Posted: May 3, 2013 in Testing Profession, Testing Skills & Education

Note – This isn’t intended to be a “catch all” post about OZWST 2013, but rather a quick introduction and my thinking at this time. Will hopefully be writing a few more posts as the date draws nearer (as well as post-event).

To quote the immortalised words of Big Kev. But thankfully, no cleaning products or other cheap, Australian-made household goods are involved with this excitement. Come August, I’ll be heading down to Sydney for OZWST Two: “This time it’s personal” (OK, so that’s not a tag-line associated with the event in any capacity, though I did make an impassioned argument for its inclusion. Well, no, I didn’t, but I thought about it. No, didn’t even do that – but it would’ve… I’ll stop now).

OZWST 2013 Logo

A shortish back-story from a personal point of view… I missed the inaugural event, largely due to having no idea it actually existed until I stumbled across the web-site in late September – too late to do anything at that point. By all accounts (well, most certainly this one), it was a smashing success. A few months later, I emailed David Greenlees (OZWST’s organiser) on an unrelated note, we got into a discussion of how to apply context-driven testing in the Australian workplace (if memory serves, I sought him out for his thoughts regarding testing consultancies – of the few Aussie testers I’d heard about at the time, his name was one of the more prominent). We backed-and-forthed a little, and when the subject of OZWST was brought up, he was kind enough to invite me to this year’s event. You bloody rippa*!

For the few of you who read this and aren’t familiar with how these peer conferences work, OZWST models itself on the LAWST events that were held through the late 1990s and early 2000s. It’s a peer conference, which is (in very basic terms) a group of professionals from the same profession / industry / trade come together to discuss matters of the day. I could attempt to explain OZWST in detail, but David does a far better job (funny that), so here’s a link to the official site. Unfortunately, you won’t find “This time it’s personal” anywhere on the site, but I did try to tell…

Collaboration is the theme of the workshop, and it’s a topic that probably gets under-played within the testing profession. For all our consorting / cavorting / cajoling with developers, BAs, project managers, business experts and users, we as testers (well, maybe I’m speaking for myself) don’t tend to spend much time thinking about HOW we collaborate, and what we do well or not so well. So it’s an interesting subject, and one that will require much thought and reflection.

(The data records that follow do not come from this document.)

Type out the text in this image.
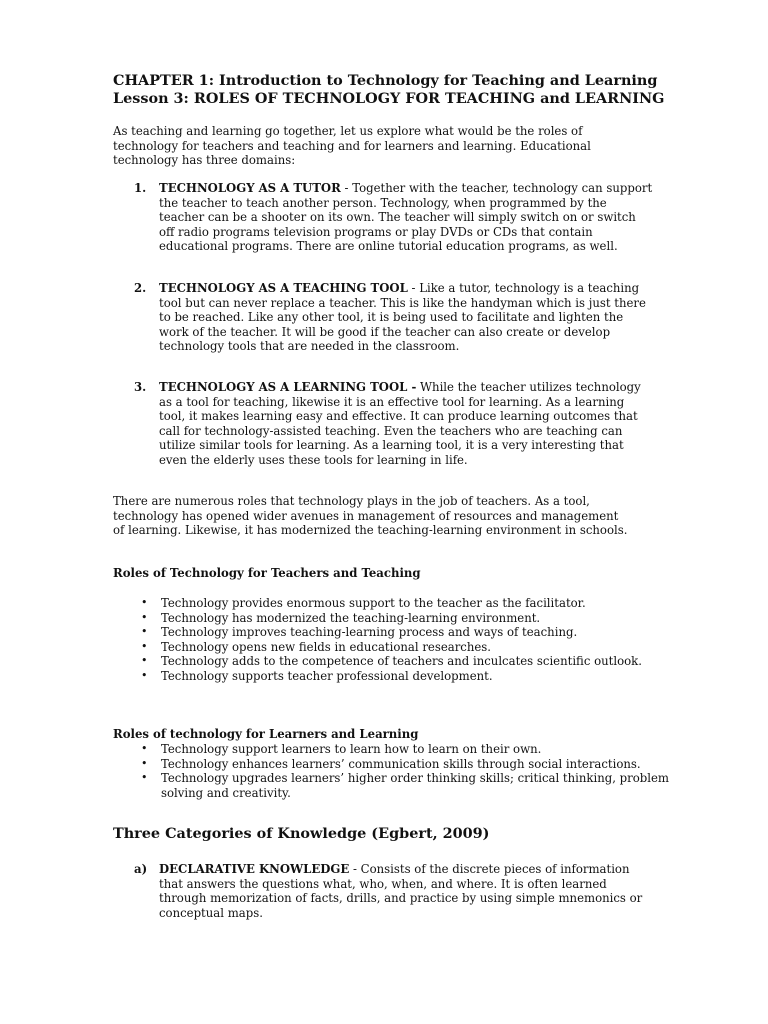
CHAPTER 1: Introduction to Technology for Teaching and Learning
Lesson 3: ROLES OF TECHNOLOGY FOR TEACHING and LEARNING

As teaching and learning go together, let us explore what would be the roles of technology for teachers and teaching and for learners and learning. Educational technology has three domains:

1. TECHNOLOGY AS A TUTOR - Together with the teacher, technology can support the teacher to teach another person. Technology, when programmed by the teacher can be a shooter on its own. The teacher will simply switch on or switch off radio programs television programs or play DVDs or CDs that contain educational programs. There are online tutorial education programs, as well.
2. TECHNOLOGY AS A TEACHING TOOL - Like a tutor, technology is a teaching tool but can never replace a teacher. This is like the handyman which is just there to be reached. Like any other tool, it is being used to facilitate and lighten the work of the teacher. It will be good if the teacher can also create or develop technology tools that are needed in the classroom.
3. TECHNOLOGY AS A LEARNING TOOL - While the teacher utilizes technology as a tool for teaching, likewise it is an effective tool for learning. As a learning tool, it makes learning easy and effective. It can produce learning outcomes that call for technology-assisted teaching. Even the teachers who are teaching can utilize similar tools for learning. As a learning tool, it is a very interesting that even the elderly uses these tools for learning in life.

There are numerous roles that technology plays in the job of teachers. As a tool, technology has opened wider avenues in management of resources and management of learning. Likewise, it has modernized the teaching-learning environment in schools.

Roles of Technology for Teachers and Teaching

• Technology provides enormous support to the teacher as the facilitator.
• Technology has modernized the teaching-learning environment.
• Technology improves teaching-learning process and ways of teaching.
• Technology opens new fields in educational researches.
• Technology adds to the competence of teachers and inculcates scientific outlook.
• Technology supports teacher professional development.

Roles of technology for Learners and Learning

• Technology support learners to learn how to learn on their own.
• Technology enhances learners’ communication skills through social interactions.
• Technology upgrades learners’ higher order thinking skills; critical thinking, problem solving and creativity.

Three Categories of Knowledge (Egbert, 2009)

a) DECLARATIVE KNOWLEDGE - Consists of the discrete pieces of information that answers the questions what, who, when, and where. It is often learned through memorization of facts, drills, and practice by using simple mnemonics or conceptual maps.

Having to present makes me slightly uneasy, simply for the fact that I am completely inexperienced in presenting Experience Reports (oh, the mildly grammatical irony…). Perhaps it’s because when you deal with others you respect (and know the craft / trade / profession better than yourself), it feels like you need to do a superlative job just to keep up. But thinking about, it’s probably more about a desire to meaningfully contribute to the event – the last thing you want to do in a peer workshop is to have input that’s little more than “measuring pass/fail metrics are bad, OK?”. Well, here’s hoping the nerves will help to motivate and not stifle creativity.

For all of the nervousness though, excitement is still the predominant emotion. Sharing a room and two days of intense discussion with so many like-minded testers in the same room will be a fascinating and fantastically educational experience. Since my last post, I’ve put considerable attention towards ensuring my “testing education” is not squeezed out by my “tertiary education”, and this is an opportunity too good to miss. Bonza, mate*!… or something like that.

* Yes, occasionally I get a little too parochial with my use of ‘Strine’, at least when I get excited. It tends to manifest more as an excessive use of “bloody”, and thus the examples displayed here should be taken as purely illustrative of the ‘Strine’ language and are not necessarily terms I would normally use.